EL’DE 3.HAFTA..BUYRUN ATAŞEHİR’E BASKONIA MAÇINA

Bu sezonun kendi sahamızdaki ilk maçında Baskonia ile karşılaşacağız. Perşembe akşamı 20:45’de başlayacak maç öncesi iki takımın son durumlarına bir bakalım.

Geçen sene sezona bomba gibi giren Fenerbahçe Beko ilk 16 haftada sadece 1 mağlubiyet almıştı. Sezonu da sadece 5 mağlubiyet ile tamamlayıp inanılmaz bir sonuç elde etmişti. Ancak sene sonuna geldiğimizde bunun hiçbir önemi kalmayıp herkes F4 deki duruma baktı haklı olarak. Ve geçen sene sonundaki ortak yorum normal sezonda olacak olanların öneminin olmadığı bir şekilde kendini playoff lara atmanın yeterli olacağı şeklindeydi.

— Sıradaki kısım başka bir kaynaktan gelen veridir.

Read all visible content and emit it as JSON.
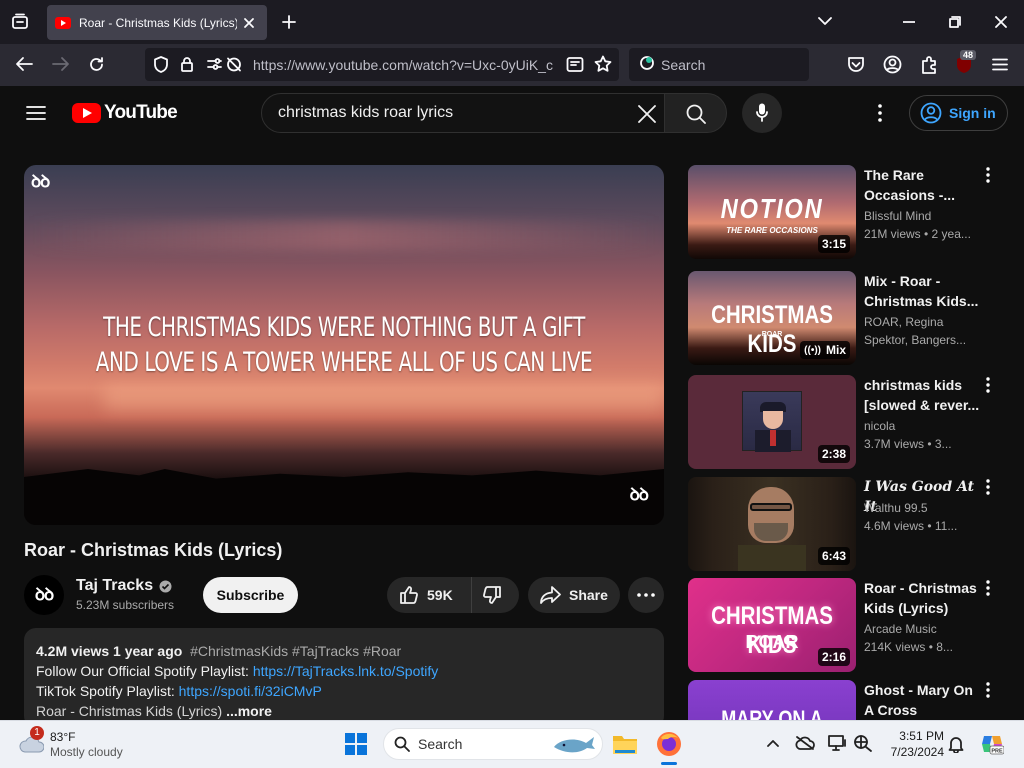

Yeni sezon başladı. Yeni oyuncuları, Dünya Kupası, geç toparlanan takım, bireysel formsuzluklar, değişen bazı sorumluluklar sonrasında Fenerbahçe Beko oynadığı iki deplasmandan da mağlubiyetle ayrıldı ki bu maçlardan biri sezonun en büyük favorilerinden biri olan Real Madrid’e karşıydı.

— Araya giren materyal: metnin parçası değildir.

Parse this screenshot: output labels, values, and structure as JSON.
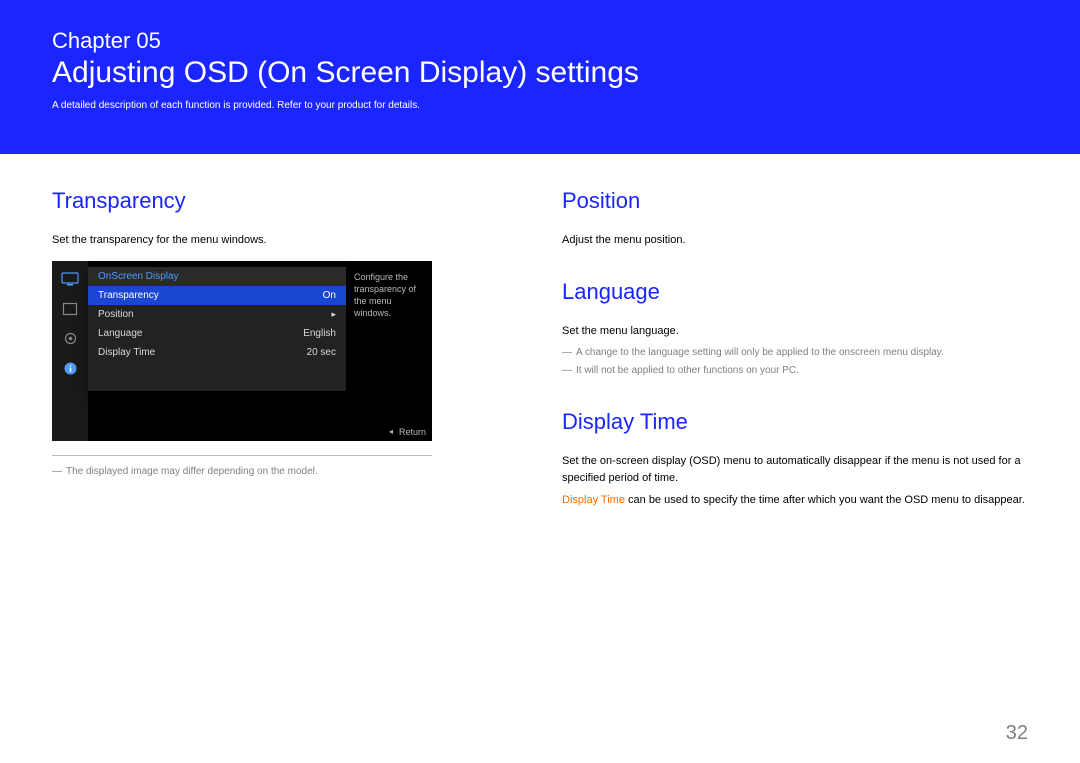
{
  "banner": {
    "chapter_label": "Chapter 05",
    "title": "Adjusting OSD (On Screen Display) settings",
    "subtitle": "A detailed description of each function is provided. Refer to your product for details."
  },
  "left": {
    "transparency_title": "Transparency",
    "transparency_text": "Set the transparency for the menu windows.",
    "image_note": "The displayed image may differ depending on the model."
  },
  "osd": {
    "header": "OnScreen Display",
    "rows": [
      {
        "label": "Transparency",
        "value": "On"
      },
      {
        "label": "Position",
        "value": ""
      },
      {
        "label": "Language",
        "value": "English"
      },
      {
        "label": "Display Time",
        "value": "20 sec"
      }
    ],
    "arrow": "▸",
    "desc": "Configure the transparency of the menu windows.",
    "return_tri": "◂",
    "return_label": "Return"
  },
  "right": {
    "position_title": "Position",
    "position_text": "Adjust the menu position.",
    "language_title": "Language",
    "language_text": "Set the menu language.",
    "language_note1": "A change to the language setting will only be applied to the onscreen menu display.",
    "language_note2": "It will not be applied to other functions on your PC.",
    "displaytime_title": "Display Time",
    "displaytime_text": "Set the on-screen display (OSD) menu to automatically disappear if the menu is not used for a specified period of time.",
    "displaytime_highlight": "Display Time",
    "displaytime_tail": " can be used to specify the time after which you want the OSD menu to disappear."
  },
  "page_number": "32"
}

Geldiğimiz noktada hazırda bekleyen bazı kesimler hemen saldıraya başladı. Oyuncularımıza ve daha da önemlisi koçumuza anlamsız , seviyesiz saldırılar yapıldı.

Takımın sorunlarının neler olduğunu daha önceki yazılarımda paylaşmıştım. Şimdi onlara tekrar dönmenin bir önemi yok ama biraz detaylara bakabiliriz. Özellikle dikkat çekici rakamlara.

Geçen sene normal sezonu bittiğinde Fenerbahçe Beko bir çok istatistikte zirvedeydi. Bu sene iki maç sonunda ise bir çok istatistikte en dipte yer alıyor. Mesela geçen sene 98,2 maç başı verimlilik yakalayan Fenerbahçe Beko, bu sene iki maç sonunda 61 verimlilik ile 18 takım içinde sonuncu.

Bunun yanında atılan sayı, toplam ribaund , savunma ribaundu ve asist/top kaybı istatistiklerinde ise en kötü 2. takım. Ve son olarak da 2 sayılık atış yüzdeleri. Geçen seneyi %59 ile ilk sırada tamamlayan Fenerbahçe Beko bu sene %43,6 ile yine en kötü takım durumunda.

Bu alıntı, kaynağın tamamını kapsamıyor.